Abstract
Two hydrothermal alteration events (8.07 Ma, one sample; 6.51-5.60 Ma, six samples) related to the waning stages of late Miocene volcanism (≥13 to ≤5.8 Ma) are recognized at the Cochiti district (southeast Jemez Mountains). Most of the K/Ar dates (0.83 ±0.11-0.66 ±0.21 Ma, four samples) in the hydrothermally altered, caldera-fill rocks of core hole VC-2A at Sulphur Springs, Valles caldera, indicate post-Valles caldera hydrothermal alteration. A sample from acid-altered landslide debris of postcaldera tuffs from the upper 13 m of the core hole was too young to be dated by the K/Ar method and is possibly associated with current hot-spring activity and the youngest pulses of volcanism.
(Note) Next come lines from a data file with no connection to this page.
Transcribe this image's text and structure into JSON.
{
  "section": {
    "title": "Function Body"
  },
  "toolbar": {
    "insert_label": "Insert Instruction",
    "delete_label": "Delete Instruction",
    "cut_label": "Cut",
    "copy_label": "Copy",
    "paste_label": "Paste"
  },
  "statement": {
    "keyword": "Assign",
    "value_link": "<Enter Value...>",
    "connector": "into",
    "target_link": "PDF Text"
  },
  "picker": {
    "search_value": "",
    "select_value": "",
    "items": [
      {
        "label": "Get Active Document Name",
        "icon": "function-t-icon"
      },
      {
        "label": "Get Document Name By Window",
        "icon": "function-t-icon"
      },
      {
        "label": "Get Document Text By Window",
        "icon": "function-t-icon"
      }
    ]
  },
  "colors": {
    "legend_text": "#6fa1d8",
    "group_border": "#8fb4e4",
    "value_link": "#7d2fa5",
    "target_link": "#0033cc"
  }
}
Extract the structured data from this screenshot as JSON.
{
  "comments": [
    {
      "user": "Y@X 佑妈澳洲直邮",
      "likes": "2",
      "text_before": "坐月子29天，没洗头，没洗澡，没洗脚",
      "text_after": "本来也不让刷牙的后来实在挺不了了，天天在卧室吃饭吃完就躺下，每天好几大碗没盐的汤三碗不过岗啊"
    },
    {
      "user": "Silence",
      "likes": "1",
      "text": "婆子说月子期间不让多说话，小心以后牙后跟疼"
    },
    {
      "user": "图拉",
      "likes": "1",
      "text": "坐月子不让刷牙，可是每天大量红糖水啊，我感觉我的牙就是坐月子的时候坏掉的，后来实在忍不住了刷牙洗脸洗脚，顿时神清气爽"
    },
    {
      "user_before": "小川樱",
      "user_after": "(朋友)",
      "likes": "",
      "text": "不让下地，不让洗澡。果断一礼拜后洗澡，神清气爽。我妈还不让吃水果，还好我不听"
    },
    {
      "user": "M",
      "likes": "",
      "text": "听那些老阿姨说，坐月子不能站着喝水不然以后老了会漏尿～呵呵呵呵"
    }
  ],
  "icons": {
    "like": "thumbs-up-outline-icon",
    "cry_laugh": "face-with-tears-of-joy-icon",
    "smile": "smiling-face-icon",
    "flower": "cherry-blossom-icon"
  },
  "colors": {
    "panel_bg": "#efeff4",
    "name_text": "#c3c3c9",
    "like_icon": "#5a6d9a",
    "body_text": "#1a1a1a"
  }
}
Oxygen-isotope data from illite/smectite clays in the Cochiti district are zonally distributed and range from -2.15‰ to +7.97‰ (SMOW), depending upon temperature, extent of rock-fluid interaction, and composition. The samples from VC-2A get lighter with depth (-0.20‰ to +1.62‰). The K/Ar and oxygen-isotope data provide strong evidence that the epithermal quartz-vein-hosted gold-silver mineralization at Cochiti and the sub-ore grade molybdenite at VC-2A were deposited in the late Miocene (5.99-5.60 Ma) and mid-Quaternary (∼0.66 Ma), respectively, by hydrothermal fluids composed primarily of meteoric water.